Human Law Before Original Sin

Would the sinless be governed? The question drives a wedge between Thomas Aquinas and Augustine, according to Paul Weithman. In City of God, Augustine implies — if we follow the classic interpretation of R. A. Markus — that there would be no political in the state of original innocence (XIX, 15). Humans are by nature social, but not political. Government exists to secure earthly peace, because of original sin and our proclivity for the libido dominandi over the love of God. Even the common objects of love we share in harmony with our neighbors — Augustine breaks with Ciceronian common interest to make these the foundation of the political — are not virtuous unless directed towards God:

“Augustine locates the origins of political authority in the consequences of sin because he thinks that the moral improvement to which political subjection conduces is either remedial or illusory” (359).

Augustine seems pitched to a modern key, overcoming the classical Greek political theory that finds its consummation in Aristotle, where the polis perfects human beings in the life of virtue.
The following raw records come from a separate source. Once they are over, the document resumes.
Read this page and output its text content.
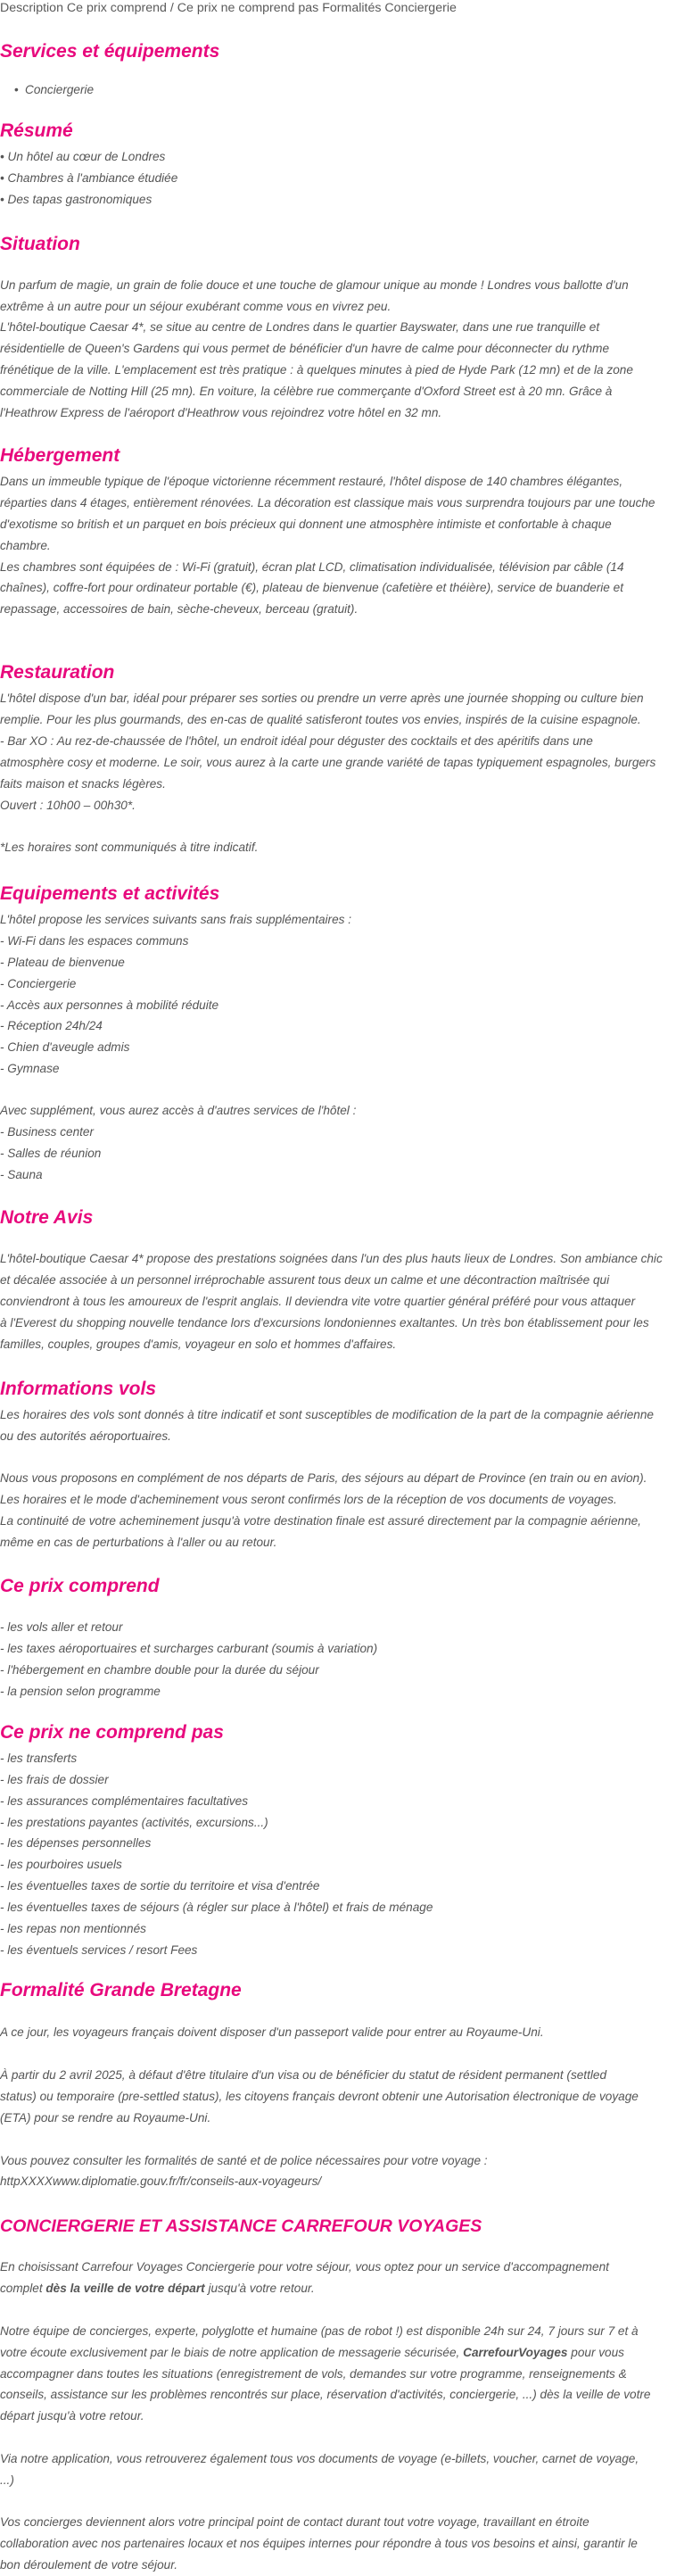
Description Ce prix comprend / Ce prix ne comprend pas Formalités Conciergerie
Services et équipements
• Conciergerie
Résumé

• Un hôtel au cœur de Londres

• Chambres à l'ambiance étudiée

• Des tapas gastronomiques

Situation

Un parfum de magie, un grain de folie douce et une touche de glamour unique au monde ! Londres vous ballotte d'un

extrême à un autre pour un séjour exubérant comme vous en vivrez peu.

L'hôtel-boutique Caesar 4*, se situe au centre de Londres dans le quartier Bayswater, dans une rue tranquille et

résidentielle de Queen's Gardens qui vous permet de bénéficier d'un havre de calme pour déconnecter du rythme

frénétique de la ville. L'emplacement est très pratique : à quelques minutes à pied de Hyde Park (12 mn) et de la zone

commerciale de Notting Hill (25 mn). En voiture, la célèbre rue commerçante d'Oxford Street est à 20 mn. Grâce à

l'Heathrow Express de l'aéroport d'Heathrow vous rejoindrez votre hôtel en 32 mn.

Hébergement

Dans un immeuble typique de l'époque victorienne récemment restauré, l'hôtel dispose de 140 chambres élégantes,

réparties dans 4 étages, entièrement rénovées. La décoration est classique mais vous surprendra toujours par une touche

d'exotisme so british et un parquet en bois précieux qui donnent une atmosphère intimiste et confortable à chaque

chambre.

Les chambres sont équipées de : Wi-Fi (gratuit), écran plat LCD, climatisation individualisée, télévision par câble (14

chaînes), coffre-fort pour ordinateur portable (€), plateau de bienvenue (cafetière et théière), service de buanderie et

repassage, accessoires de bain, sèche-cheveux, berceau (gratuit).

Restauration

L'hôtel dispose d'un bar, idéal pour préparer ses sorties ou prendre un verre après une journée shopping ou culture bien

remplie. Pour les plus gourmands, des en-cas de qualité satisferont toutes vos envies, inspirés de la cuisine espagnole.

- Bar XO : Au rez-de-chaussée de l'hôtel, un endroit idéal pour déguster des cocktails et des apéritifs dans une

atmosphère cosy et moderne. Le soir, vous aurez à la carte une grande variété de tapas typiquement espagnoles, burgers

faits maison et snacks légères.

Ouvert : 10h00 – 00h30*.

*Les horaires sont communiqués à titre indicatif.

Equipements et activités

L'hôtel propose les services suivants sans frais supplémentaires :

- Wi-Fi dans les espaces communs

- Plateau de bienvenue

- Conciergerie

- Accès aux personnes à mobilité réduite

- Réception 24h/24

- Chien d'aveugle admis

- Gymnase

Avec supplément, vous aurez accès à d'autres services de l'hôtel :

- Business center

- Salles de réunion

- Sauna

Notre Avis

L'hôtel-boutique Caesar 4* propose des prestations soignées dans l'un des plus hauts lieux de Londres. Son ambiance chic

et décalée associée à un personnel irréprochable assurent tous deux un calme et une décontraction maîtrisée qui

conviendront à tous les amoureux de l'esprit anglais. Il deviendra vite votre quartier général préféré pour vous attaquer

à l'Everest du shopping nouvelle tendance lors d'excursions londoniennes exaltantes. Un très bon établissement pour les

familles, couples, groupes d'amis, voyageur en solo et hommes d'affaires.

Informations vols

Les horaires des vols sont donnés à titre indicatif et sont susceptibles de modification de la part de la compagnie aérienne

ou des autorités aéroportuaires.

Nous vous proposons en complément de nos départs de Paris, des séjours au départ de Province (en train ou en avion).

Les horaires et le mode d'acheminement vous seront confirmés lors de la réception de vos documents de voyages.

La continuité de votre acheminement jusqu'à votre destination finale est assuré directement par la compagnie aérienne,

même en cas de perturbations à l'aller ou au retour.

Ce prix comprend

- les vols aller et retour

- les taxes aéroportuaires et surcharges carburant (soumis à variation)

- l'hébergement en chambre double pour la durée du séjour

- la pension selon programme

Ce prix ne comprend pas

- les transferts

- les frais de dossier

- les assurances complémentaires facultatives

- les prestations payantes (activités, excursions...)

- les dépenses personnelles

- les pourboires usuels

- les éventuelles taxes de sortie du territoire et visa d'entrée

- les éventuelles taxes de séjours (à régler sur place à l'hôtel) et frais de ménage

- les repas non mentionnés

- les éventuels services / resort Fees

Formalité Grande Bretagne

A ce jour, les voyageurs français doivent disposer d'un passeport valide pour entrer au Royaume-Uni.

À partir du 2 avril 2025, à défaut d'être titulaire d'un visa ou de bénéficier du statut de résident permanent (settled

status) ou temporaire (pre-settled status), les citoyens français devront obtenir une Autorisation électronique de voyage

(ETA) pour se rendre au Royaume-Uni.

Vous pouvez consulter les formalités de santé et de police nécessaires pour votre voyage :

httpXXXXwww.diplomatie.gouv.fr/fr/conseils-aux-voyageurs/

CONCIERGERIE ET ASSISTANCE CARREFOUR VOYAGES

En choisissant Carrefour Voyages Conciergerie pour votre séjour, vous optez pour un service d'accompagnement

complet dès la veille de votre départ jusqu'à votre retour.

Notre équipe de concierges, experte, polyglotte et humaine (pas de robot !) est disponible 24h sur 24, 7 jours sur 7 et à

votre écoute exclusivement par le biais de notre application de messagerie sécurisée, CarrefourVoyages pour vous

accompagner dans toutes les situations (enregistrement de vols, demandes sur votre programme, renseignements &

conseils, assistance sur les problèmes rencontrés sur place, réservation d'activités, conciergerie, ...) dès la veille de votre

départ jusqu'à votre retour.

Via notre application, vous retrouverez également tous vos documents de voyage (e-billets, voucher, carnet de voyage,

...)

Vos concierges deviennent alors votre principal point de contact durant tout votre voyage, travaillant en étroite

collaboration avec nos partenaires locaux et nos équipes internes pour répondre à tous vos besoins et ainsi, garantir le

bon déroulement de votre séjour.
The standard view of Augustinian pessimism, Jean-Bethke Elshtain points out, invites comparisons to those cardinal modern thinkers, Hobbes and Machiavelli.

But as soon as we think we’re rid of Aristotelian political theory, there is Thomism’s famous synthesis of Aristotle with the medieval body of Christian thought. For Aquinas, there is government in the state of innocence, although it’s not like any government we recognize. For Aquinas,

“Before the Fall as after, guided collective effort toward a common good produces ties of friendship among those subject to guidance. Aquinas thus takes from Aristotle the notion of civic friendship and argues that the ties of civic friendship obtain among citizens of a well-structured political society after the Fall” (374).

For Aquinas, only one of the three functions of governing occurs in the prelapsarian society. Government would not need to punish evildoers or protect society against enemies and want. But government could provide its most important function, to produce ties of civic friendship.

Is the difference as pronounced as Weithman argues? Without original sin, for Augustine, there is the social, plus a kind of paternalism that does not qualify as “political”. For Aquinas, there is the political and civic friendship. At first this might seem like a mere semantic difference. But Weithman makes clear that the difference between the Thomist and the political Augustinian is that on the Thomistic account, civic friendship is intrinsically — naturally — virtuous.